Par exemple, « Communiquer » ne se traduit pas de la même manière selon le niveau. À un niveau d’exécution, il peut s’agir d’échanger clairement des informations et de dialoguer. À un niveau plus élevé, il peut s’agir d’adapter sa communication, de convaincre, de négocier ou de représenter l’organisation.
De même, « Collaborer » peut signifier participer activement au travail d’équipe, encourager la collaboration, développer la collaboration transversale ou créer un environnement collaboratif selon le niveau attendu.
Niveaux A-B-C-D et niveaux de compétences BOSA : quelle différence ?
Les niveaux A, B, C et D sont toujours utilisés dans l’administration fédérale belge. Ils correspondent au niveau de fonction : degré de responsabilité, complexité du poste, autonomie attendue et conditions d’accès.
Ils ne doivent pas être confondus avec les niveaux de compétences BOSA 1, 2, 3 et 4.
Dans une sélection, vous pouvez donc avoir :
- une fonction de niveau A, B, C ou D
- une ou plusieurs compétences comportementales à évaluer
- pour chaque compétence, un niveau de maîtrise attendu, par exemple niveau 1, 2, 3 ou 4
Par exemple, une offre peut concerner une fonction de niveau B, mais demander une compétence Communiquer à un certain niveau de maîtrise.
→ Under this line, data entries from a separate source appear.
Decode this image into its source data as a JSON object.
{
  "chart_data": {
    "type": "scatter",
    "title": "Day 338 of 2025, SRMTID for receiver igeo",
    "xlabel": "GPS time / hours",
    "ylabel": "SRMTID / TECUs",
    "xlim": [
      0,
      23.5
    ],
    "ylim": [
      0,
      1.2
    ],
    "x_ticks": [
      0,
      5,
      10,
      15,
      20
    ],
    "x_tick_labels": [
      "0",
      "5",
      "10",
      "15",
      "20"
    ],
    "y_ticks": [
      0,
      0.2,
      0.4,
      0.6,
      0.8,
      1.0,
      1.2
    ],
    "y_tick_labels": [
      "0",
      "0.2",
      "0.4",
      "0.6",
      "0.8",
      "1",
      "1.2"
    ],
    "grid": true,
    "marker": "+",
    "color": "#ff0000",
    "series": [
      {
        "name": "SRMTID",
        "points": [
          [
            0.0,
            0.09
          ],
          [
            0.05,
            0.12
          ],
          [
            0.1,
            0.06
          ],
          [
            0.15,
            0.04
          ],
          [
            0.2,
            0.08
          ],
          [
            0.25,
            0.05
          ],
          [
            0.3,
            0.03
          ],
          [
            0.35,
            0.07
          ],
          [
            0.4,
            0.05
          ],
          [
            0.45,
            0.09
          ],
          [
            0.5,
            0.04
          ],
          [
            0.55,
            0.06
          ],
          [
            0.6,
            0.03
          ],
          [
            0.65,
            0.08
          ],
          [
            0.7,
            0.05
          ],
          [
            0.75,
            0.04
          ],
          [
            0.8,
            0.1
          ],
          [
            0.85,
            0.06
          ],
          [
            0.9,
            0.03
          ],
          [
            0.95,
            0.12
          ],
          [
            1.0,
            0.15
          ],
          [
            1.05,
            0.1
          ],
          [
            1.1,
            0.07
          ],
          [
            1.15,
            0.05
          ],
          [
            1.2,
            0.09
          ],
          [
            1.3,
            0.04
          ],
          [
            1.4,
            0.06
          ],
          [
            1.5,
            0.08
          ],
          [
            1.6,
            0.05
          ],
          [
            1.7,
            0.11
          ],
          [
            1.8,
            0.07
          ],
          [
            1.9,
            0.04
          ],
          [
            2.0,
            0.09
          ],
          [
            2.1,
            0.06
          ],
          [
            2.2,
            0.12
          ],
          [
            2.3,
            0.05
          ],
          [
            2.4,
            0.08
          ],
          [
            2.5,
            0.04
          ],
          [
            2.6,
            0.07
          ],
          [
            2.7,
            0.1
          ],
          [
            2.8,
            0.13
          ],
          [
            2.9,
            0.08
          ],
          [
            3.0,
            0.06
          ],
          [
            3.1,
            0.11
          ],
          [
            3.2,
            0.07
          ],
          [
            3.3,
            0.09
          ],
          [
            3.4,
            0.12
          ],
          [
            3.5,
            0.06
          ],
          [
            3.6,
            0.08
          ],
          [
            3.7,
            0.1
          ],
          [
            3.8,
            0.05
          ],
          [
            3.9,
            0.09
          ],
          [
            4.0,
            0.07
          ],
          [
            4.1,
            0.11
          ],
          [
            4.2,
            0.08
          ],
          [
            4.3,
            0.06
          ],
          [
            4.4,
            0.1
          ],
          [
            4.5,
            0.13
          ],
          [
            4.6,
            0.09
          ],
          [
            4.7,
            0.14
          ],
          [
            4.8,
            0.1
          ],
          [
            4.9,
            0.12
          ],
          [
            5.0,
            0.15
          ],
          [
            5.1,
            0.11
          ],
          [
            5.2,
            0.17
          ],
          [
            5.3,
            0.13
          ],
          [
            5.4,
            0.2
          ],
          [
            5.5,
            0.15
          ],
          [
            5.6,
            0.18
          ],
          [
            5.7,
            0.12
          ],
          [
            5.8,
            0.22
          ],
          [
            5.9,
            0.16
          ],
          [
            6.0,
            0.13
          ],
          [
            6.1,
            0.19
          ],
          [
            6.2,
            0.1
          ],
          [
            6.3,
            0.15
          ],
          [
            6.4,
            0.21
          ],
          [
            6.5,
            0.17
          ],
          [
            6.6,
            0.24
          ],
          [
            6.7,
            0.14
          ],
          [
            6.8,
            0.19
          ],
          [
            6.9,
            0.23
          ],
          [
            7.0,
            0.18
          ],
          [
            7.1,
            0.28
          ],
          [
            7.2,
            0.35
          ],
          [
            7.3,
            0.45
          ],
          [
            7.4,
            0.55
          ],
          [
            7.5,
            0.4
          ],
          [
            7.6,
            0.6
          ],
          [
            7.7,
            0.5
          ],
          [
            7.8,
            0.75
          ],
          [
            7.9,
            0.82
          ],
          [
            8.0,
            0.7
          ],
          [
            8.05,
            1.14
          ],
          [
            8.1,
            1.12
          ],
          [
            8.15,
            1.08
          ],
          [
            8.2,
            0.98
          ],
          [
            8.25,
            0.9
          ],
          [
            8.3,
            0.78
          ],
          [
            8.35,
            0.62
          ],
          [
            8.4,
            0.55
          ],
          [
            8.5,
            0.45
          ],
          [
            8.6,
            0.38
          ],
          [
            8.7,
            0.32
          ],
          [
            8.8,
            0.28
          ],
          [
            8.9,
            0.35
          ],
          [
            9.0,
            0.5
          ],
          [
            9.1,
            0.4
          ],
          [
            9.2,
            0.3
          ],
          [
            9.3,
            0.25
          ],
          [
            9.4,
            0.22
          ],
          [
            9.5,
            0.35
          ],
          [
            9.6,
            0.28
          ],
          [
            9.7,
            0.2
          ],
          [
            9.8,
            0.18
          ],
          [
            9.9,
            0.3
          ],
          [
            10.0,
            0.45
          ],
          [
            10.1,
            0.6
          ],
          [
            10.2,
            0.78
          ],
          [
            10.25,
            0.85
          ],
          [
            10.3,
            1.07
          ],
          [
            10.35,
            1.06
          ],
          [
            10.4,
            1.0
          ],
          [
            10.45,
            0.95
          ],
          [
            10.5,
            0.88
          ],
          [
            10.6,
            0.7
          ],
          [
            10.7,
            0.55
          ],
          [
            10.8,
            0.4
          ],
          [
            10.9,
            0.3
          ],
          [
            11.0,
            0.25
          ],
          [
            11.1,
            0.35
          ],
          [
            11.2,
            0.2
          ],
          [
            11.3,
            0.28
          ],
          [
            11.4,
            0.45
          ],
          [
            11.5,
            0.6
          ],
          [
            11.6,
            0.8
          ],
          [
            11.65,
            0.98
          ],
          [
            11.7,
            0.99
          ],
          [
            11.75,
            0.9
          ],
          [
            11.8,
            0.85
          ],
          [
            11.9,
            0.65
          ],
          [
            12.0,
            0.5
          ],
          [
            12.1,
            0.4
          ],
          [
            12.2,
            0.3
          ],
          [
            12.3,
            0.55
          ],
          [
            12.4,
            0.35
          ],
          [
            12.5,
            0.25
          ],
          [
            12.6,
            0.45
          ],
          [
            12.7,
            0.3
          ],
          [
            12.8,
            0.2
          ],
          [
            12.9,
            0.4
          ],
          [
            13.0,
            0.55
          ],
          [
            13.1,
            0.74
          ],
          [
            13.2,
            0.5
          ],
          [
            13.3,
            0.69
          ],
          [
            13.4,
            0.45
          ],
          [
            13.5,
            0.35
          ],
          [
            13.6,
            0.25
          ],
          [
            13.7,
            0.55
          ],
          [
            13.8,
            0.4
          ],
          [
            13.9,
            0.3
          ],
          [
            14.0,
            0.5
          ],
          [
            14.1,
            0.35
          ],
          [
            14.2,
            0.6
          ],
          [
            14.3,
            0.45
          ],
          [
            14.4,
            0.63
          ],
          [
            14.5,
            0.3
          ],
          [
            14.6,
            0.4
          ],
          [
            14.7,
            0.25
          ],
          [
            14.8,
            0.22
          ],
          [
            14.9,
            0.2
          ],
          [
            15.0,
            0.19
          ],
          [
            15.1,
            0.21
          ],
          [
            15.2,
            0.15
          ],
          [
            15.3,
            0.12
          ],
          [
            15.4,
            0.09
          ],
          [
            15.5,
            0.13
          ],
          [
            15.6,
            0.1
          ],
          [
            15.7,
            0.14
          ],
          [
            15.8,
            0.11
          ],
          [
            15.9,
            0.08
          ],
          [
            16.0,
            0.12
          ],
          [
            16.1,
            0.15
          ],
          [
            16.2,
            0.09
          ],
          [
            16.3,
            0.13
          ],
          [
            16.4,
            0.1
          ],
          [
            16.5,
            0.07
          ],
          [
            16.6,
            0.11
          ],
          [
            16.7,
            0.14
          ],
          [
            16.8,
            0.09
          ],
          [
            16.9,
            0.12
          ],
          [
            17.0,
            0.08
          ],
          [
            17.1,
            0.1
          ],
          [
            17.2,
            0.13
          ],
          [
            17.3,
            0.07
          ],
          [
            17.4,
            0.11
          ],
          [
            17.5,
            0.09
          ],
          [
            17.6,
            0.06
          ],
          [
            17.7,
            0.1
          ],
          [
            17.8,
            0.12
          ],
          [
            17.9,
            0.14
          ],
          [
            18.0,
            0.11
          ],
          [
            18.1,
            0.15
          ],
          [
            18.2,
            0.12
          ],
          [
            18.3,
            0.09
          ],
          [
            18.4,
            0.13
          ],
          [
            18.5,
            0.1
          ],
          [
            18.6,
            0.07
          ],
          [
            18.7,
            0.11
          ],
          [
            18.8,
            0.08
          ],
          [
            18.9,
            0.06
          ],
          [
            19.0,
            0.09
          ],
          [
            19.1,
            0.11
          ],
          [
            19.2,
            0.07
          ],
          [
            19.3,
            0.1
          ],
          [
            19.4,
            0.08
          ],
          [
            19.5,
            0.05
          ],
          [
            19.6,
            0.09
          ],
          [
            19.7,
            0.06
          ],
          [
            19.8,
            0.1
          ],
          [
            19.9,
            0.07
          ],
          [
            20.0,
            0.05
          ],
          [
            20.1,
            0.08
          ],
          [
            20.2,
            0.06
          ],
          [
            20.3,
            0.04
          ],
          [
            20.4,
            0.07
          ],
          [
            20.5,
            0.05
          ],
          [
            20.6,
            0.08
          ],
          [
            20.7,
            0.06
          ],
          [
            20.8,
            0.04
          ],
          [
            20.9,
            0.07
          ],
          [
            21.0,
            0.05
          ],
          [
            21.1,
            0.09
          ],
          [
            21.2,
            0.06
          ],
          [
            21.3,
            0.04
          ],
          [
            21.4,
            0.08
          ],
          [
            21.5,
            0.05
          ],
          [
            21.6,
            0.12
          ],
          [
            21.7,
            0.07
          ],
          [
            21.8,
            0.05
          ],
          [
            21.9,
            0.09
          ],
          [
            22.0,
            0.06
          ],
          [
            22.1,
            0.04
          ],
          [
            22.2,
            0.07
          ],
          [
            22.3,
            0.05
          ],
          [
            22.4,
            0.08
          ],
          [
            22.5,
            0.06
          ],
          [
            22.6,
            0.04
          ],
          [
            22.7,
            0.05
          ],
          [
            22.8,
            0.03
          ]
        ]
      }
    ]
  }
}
Une autre fonction peut aussi être de niveau B, mais exiger un niveau différent pour Collaborer, Penser de manière critique ou Être orienté résultats.
Pour préparer le TJS, il faut donc regarder les deux informations :
- le niveau de fonction : A, B, C ou D
- les compétences et niveaux de compétence indiqués dans l’annonce ou dans les cartes BOSA
Comprendre les niveaux de compétences BOSA : 1, 2, 3 et 4
Dans le dictionnaire BOSA, une même compétence peut être décrite avec plusieurs niveaux de maîtrise. Ces niveaux indiquent le degré d’autonomie, de responsabilité, de complexité et d’influence attendu pour la fonction.
Il ne suffit donc pas de savoir qu’un SJT porte sur une compétence comme Communiquer, Collaborer ou Penser de manière critique. Il faut aussi comprendre le niveau attendu pour cette compétence.
En général, plus le niveau est élevé, plus le comportement attendu demande de recul, d’initiative, de coordination ou d’influence.
Niveau 1 : appliquer correctement dans son rôle
Le niveau 1 correspond à des comportements concrets et directement observables. Le candidat doit montrer qu’il comprend la situation, agit correctement dans son rôle, respecte les consignes et adopte une attitude professionnelle.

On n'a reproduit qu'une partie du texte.